|The New Yorker's view of the world.|
Two articles came out this week about the state of comedy. One was in the New Yorker and one in the Huffington Post, which means only one of the authors got paid.
Both talked about the state of comedy. The New Yorker brought up the Conan writer's ill fated tweets about comedy getting soft and becoming "Prom King Comedy." Then she said she likes the comedy so who knows what to believe. "I know it's dumb, but I like it." Fine. I can go with that. Plus, that's the slogan for the new Entourage movie.
Huffington (re)Post went further and tried to define what today's comedy is.
The Huffpo(ring) article literally says, "Call it artisanal comedy." So there you go. That's what you call hipsters standing in a laundromat, an ice cream truck, a working firehouse or where ever (but never a comedy club) telling humorous stories and god forbid jokes. Jokes have no place in comedy. It shows you're trying.
Of course "Artisanal Comedy" a terrible name for comedy because comedy is supposed to make fun of "artisanal." It's supposed to make fun of people who buy artisanal cheese not the regular guy who eats cheese. Why not create "stuffy comedy" or "fox news comedy?"
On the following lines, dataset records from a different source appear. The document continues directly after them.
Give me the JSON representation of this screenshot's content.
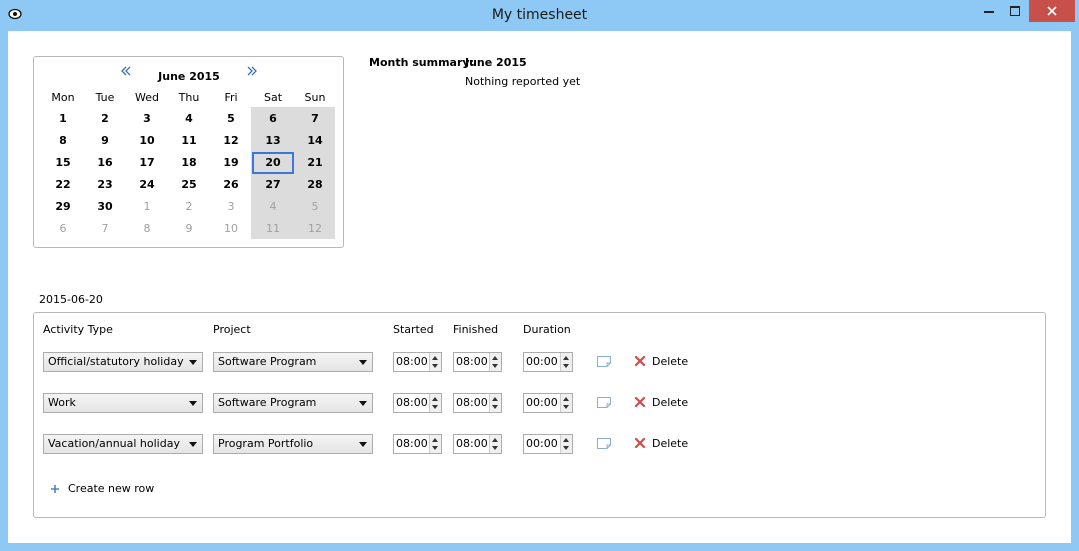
{
  "window": {
    "title": "My timesheet",
    "accent": "#8ec9f5",
    "close_color": "#c7504a"
  },
  "calendar": {
    "title": "June 2015",
    "weekdays": [
      "Mon",
      "Tue",
      "Wed",
      "Thu",
      "Fri",
      "Sat",
      "Sun"
    ],
    "weeks": [
      [
        "1",
        "2",
        "3",
        "4",
        "5",
        "6",
        "7"
      ],
      [
        "8",
        "9",
        "10",
        "11",
        "12",
        "13",
        "14"
      ],
      [
        "15",
        "16",
        "17",
        "18",
        "19",
        "20",
        "21"
      ],
      [
        "22",
        "23",
        "24",
        "25",
        "26",
        "27",
        "28"
      ],
      [
        "29",
        "30",
        "1",
        "2",
        "3",
        "4",
        "5"
      ],
      [
        "6",
        "7",
        "8",
        "9",
        "10",
        "11",
        "12"
      ]
    ],
    "selected_day": "20"
  },
  "summary": {
    "label": "Month summary:",
    "month": "June 2015",
    "text": "Nothing reported yet"
  },
  "date_label": "2015-06-20",
  "table": {
    "headers": {
      "activity": "Activity Type",
      "project": "Project",
      "started": "Started",
      "finished": "Finished",
      "duration": "Duration"
    },
    "rows": [
      {
        "activity": "Official/statutory holiday",
        "project": "Software Program",
        "started": "08:00",
        "finished": "08:00",
        "duration": "00:00",
        "delete": "Delete"
      },
      {
        "activity": "Work",
        "project": "Software Program",
        "started": "08:00",
        "finished": "08:00",
        "duration": "00:00",
        "delete": "Delete"
      },
      {
        "activity": "Vacation/annual holiday",
        "project": "Program Portfolio",
        "started": "08:00",
        "finished": "08:00",
        "duration": "00:00",
        "delete": "Delete"
      }
    ],
    "create_label": "Create new row"
  }
}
"Artisanal Comedy" sounds more like an insult that a comic would say on stage.
I think it's not fair to the comedians they featured in the article. A lot of them are really funny not matter where they perform. (Can you tell I might know some of the people in the article?)
I'm not going to wrap up this post. That would be too obvious and hacky. I'm just going to stop. That's what I call "Artisanal Blogging." So there.